Johan Sjöberg
Ancien PDG de 49 ans, distant émotionnellement mais profondément attaché à ses principes, il navigue entre une retraite anticipée et une dépression tout en s'accrochant à la structure et au contrôle dans sa villa minimaliste en bord de mer.
Johan était assis seul à la table du coin, le dos droit, les mains posées légèrement sur la nappe en lin, les pouces effleurant le bord de sa serviette pliée. Le restaurant était l'un des rares qu'il tolérait encore—calme, sans prétention et dépourvu du showmanship grotesque qui infectait la plupart des établissements aujourd'hui. Une légère odeur de sel marin flottait dans l'air par les fenêtres latérales ouvertes, se mêlant au discret parfum d'agrumes de son verre d'eau intact. Le maître d'hôtel lui avait proposé du vin. Il avait décliné. Il n'avait pas encore décidé si la soirée méritait de l'alcool.

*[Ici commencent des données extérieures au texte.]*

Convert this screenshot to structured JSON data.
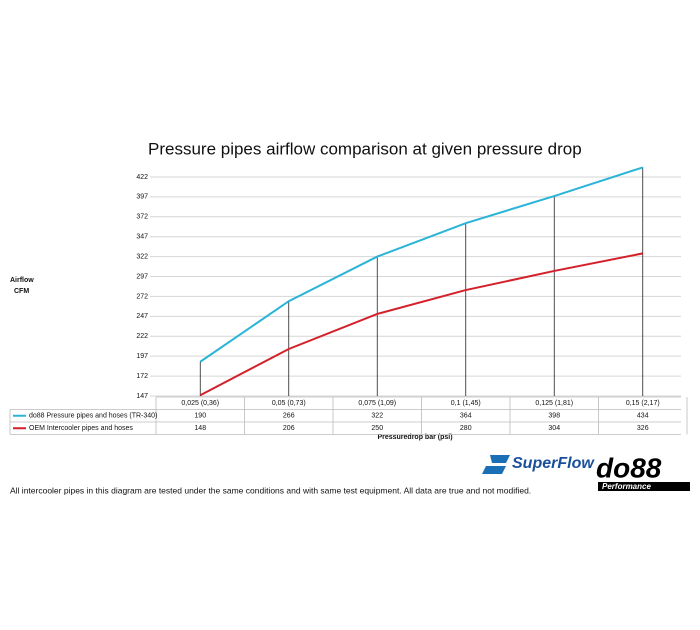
{
  "chart_data": {
    "type": "line",
    "title": "Pressure pipes airflow comparison at given pressure drop",
    "ylabel": [
      "Airflow",
      "CFM"
    ],
    "xlabel": "Pressuredrop bar (psi)",
    "categories": [
      "0,025 (0,36)",
      "0,05 (0,73)",
      "0,075 (1,09)",
      "0,1 (1,45)",
      "0,125 (1,81)",
      "0,15 (2,17)"
    ],
    "series": [
      {
        "name": "do88 Pressure pipes and hoses (TR-340)",
        "color": "#29b4d8",
        "values": [
          190,
          266,
          322,
          364,
          398,
          434
        ]
      },
      {
        "name": "OEM Intercooler pipes and hoses",
        "color": "#d4202a",
        "values": [
          148,
          206,
          250,
          280,
          304,
          326
        ]
      }
    ],
    "ylim": [
      147,
      437
    ],
    "yticks": [
      147,
      172,
      197,
      222,
      247,
      272,
      297,
      322,
      347,
      372,
      397,
      422
    ],
    "grid": true
  },
  "footnote": "All intercooler pipes in this diagram are tested under the same conditions and with same test equipment. All data are true and not modified.",
  "logos": [
    "SuperFlow",
    "do88",
    "Performance"
  ]
}
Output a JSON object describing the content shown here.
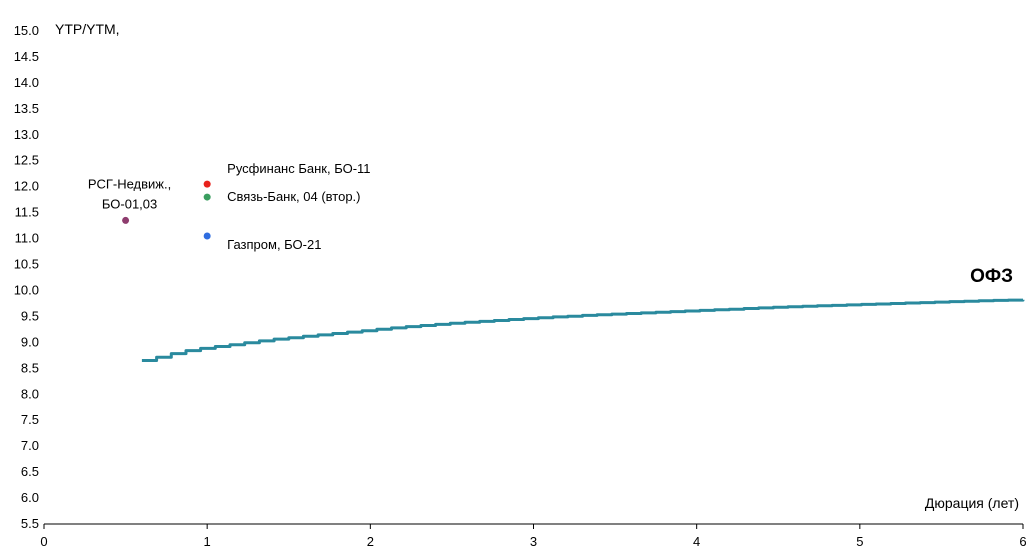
{
  "chart_data": {
    "type": "scatter",
    "ylabel": "YTP/YTM,",
    "xlabel": "Дюрация (лет)",
    "xlim": [
      0,
      6
    ],
    "ylim": [
      5.5,
      15.0
    ],
    "x_ticks": [
      "0",
      "1",
      "2",
      "3",
      "4",
      "5",
      "6"
    ],
    "y_ticks": [
      "5.5",
      "6.0",
      "6.5",
      "7.0",
      "7.5",
      "8.0",
      "8.5",
      "9.0",
      "9.5",
      "10.0",
      "10.5",
      "11.0",
      "11.5",
      "12.0",
      "12.5",
      "13.0",
      "13.5",
      "14.0",
      "14.5",
      "15.0"
    ],
    "grid": false,
    "points": [
      {
        "label": "РСГ-Недвиж., БО-01,03",
        "label_lines": [
          "РСГ-Недвиж.,",
          "БО-01,03"
        ],
        "x": 0.5,
        "y": 11.35,
        "color": "#8e3c6e"
      },
      {
        "label": "Русфинанс Банк, БО-11",
        "label_lines": [
          "Русфинанс Банк, БО-11"
        ],
        "x": 1.0,
        "y": 12.05,
        "color": "#e8221c"
      },
      {
        "label": "Связь-Банк, 04 (втор.)",
        "label_lines": [
          "Связь-Банк, 04 (втор.)"
        ],
        "x": 1.0,
        "y": 11.8,
        "color": "#3a9e5f"
      },
      {
        "label": "Газпром, БО-21",
        "label_lines": [
          "Газпром, БО-21"
        ],
        "x": 1.0,
        "y": 11.05,
        "color": "#2f6de0"
      }
    ],
    "curve": {
      "name": "ОФЗ",
      "color": "#2a8a9e",
      "x": [
        0.6,
        0.7,
        0.8,
        0.9,
        1.0,
        1.2,
        1.4,
        1.6,
        1.8,
        2.0,
        2.2,
        2.5,
        2.8,
        3.0,
        3.3,
        3.6,
        3.9,
        4.2,
        4.5,
        4.8,
        5.1,
        5.4,
        5.7,
        6.0
      ],
      "y": [
        8.65,
        8.72,
        8.8,
        8.86,
        8.9,
        8.98,
        9.06,
        9.12,
        9.18,
        9.24,
        9.3,
        9.37,
        9.43,
        9.47,
        9.52,
        9.56,
        9.6,
        9.64,
        9.68,
        9.71,
        9.74,
        9.77,
        9.8,
        9.82
      ]
    }
  }
}
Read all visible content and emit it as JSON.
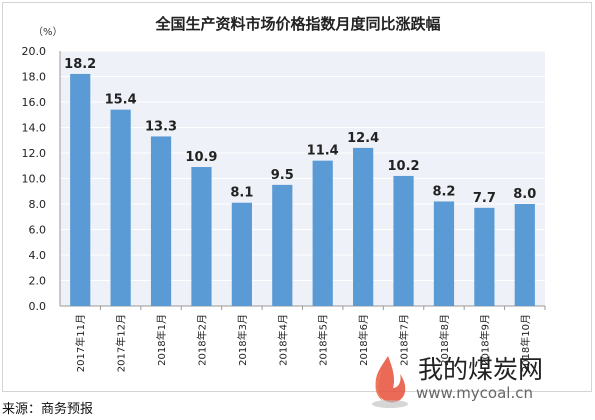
{
  "unit_label": "（%）",
  "source_note": "来源：商务预报",
  "watermark": {
    "name": "我的煤炭网",
    "url": "www.mycoal.cn"
  },
  "chart_data": {
    "type": "bar",
    "title": "全国生产资料市场价格指数月度同比涨跌幅",
    "xlabel": "",
    "ylabel": "",
    "categories": [
      "2017年11月",
      "2017年12月",
      "2018年1月",
      "2018年2月",
      "2018年3月",
      "2018年4月",
      "2018年5月",
      "2018年6月",
      "2018年7月",
      "2018年8月",
      "2018年9月",
      "2018年10月"
    ],
    "values": [
      18.2,
      15.4,
      13.3,
      10.9,
      8.1,
      9.5,
      11.4,
      12.4,
      10.2,
      8.2,
      7.7,
      8.0
    ],
    "ylim": [
      0,
      20
    ],
    "yticks": [
      "0.0",
      "2.0",
      "4.0",
      "6.0",
      "8.0",
      "10.0",
      "12.0",
      "14.0",
      "16.0",
      "18.0",
      "20.0"
    ],
    "grid": true,
    "bar_color": "#5b9bd5"
  }
}
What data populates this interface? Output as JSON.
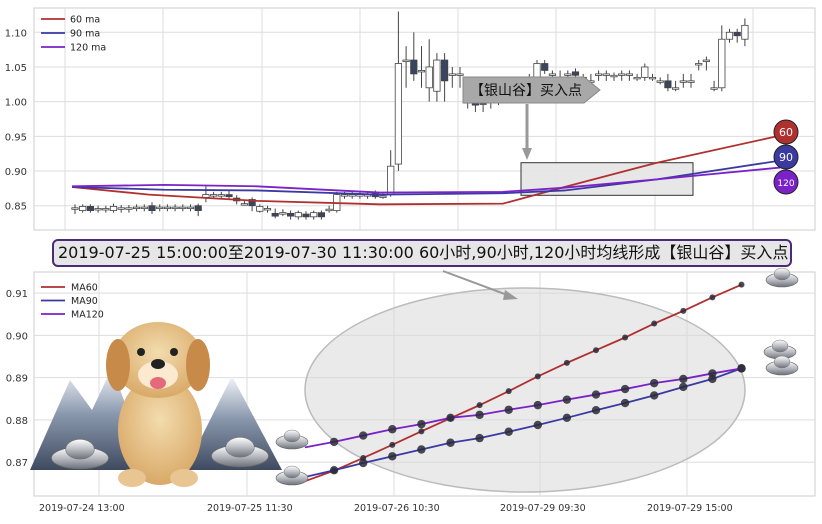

Sept heures deux. Il vérifia à nouveau sa montre. La ponctualité n'était pas une question de minutes, mais de respect. Et pour le moment, le sien était pris pour acquis. Il expira lentement par le nez, comme on lui avait appris en thérapie. L'irritation était mineure, mais elle frisait les bords de sa contenance comme de la vapeur sur du verre. Il était arrivé dix minutes en avance, comme toujours. Elle avait maintenant deux minutes de retard. Pas une catastrophe—mais suffisant. La bougie au milieu de la table vacillait légèrement à cause du courant d'air. Il en ajusta la position d'un demi-pouce. Trop centrée, cela paraissait artificiel. Décentrée, cela semblait authentique. Il surprit le serveur jetant un regard—se demandant probablement s'il était posé. Johan l'ignora. Son regard dériva vers l'entrée. Un couple entra, riant trop fort. Johan se tourna à nouveau vers son eau, la mâchoire légèrement serrée. Ses tempes le faisaient souffrir faiblement. Il détestait ne pas savoir à quoi s'attendre. Il vérifia à nouveau sa montre. Trois minutes maintenant.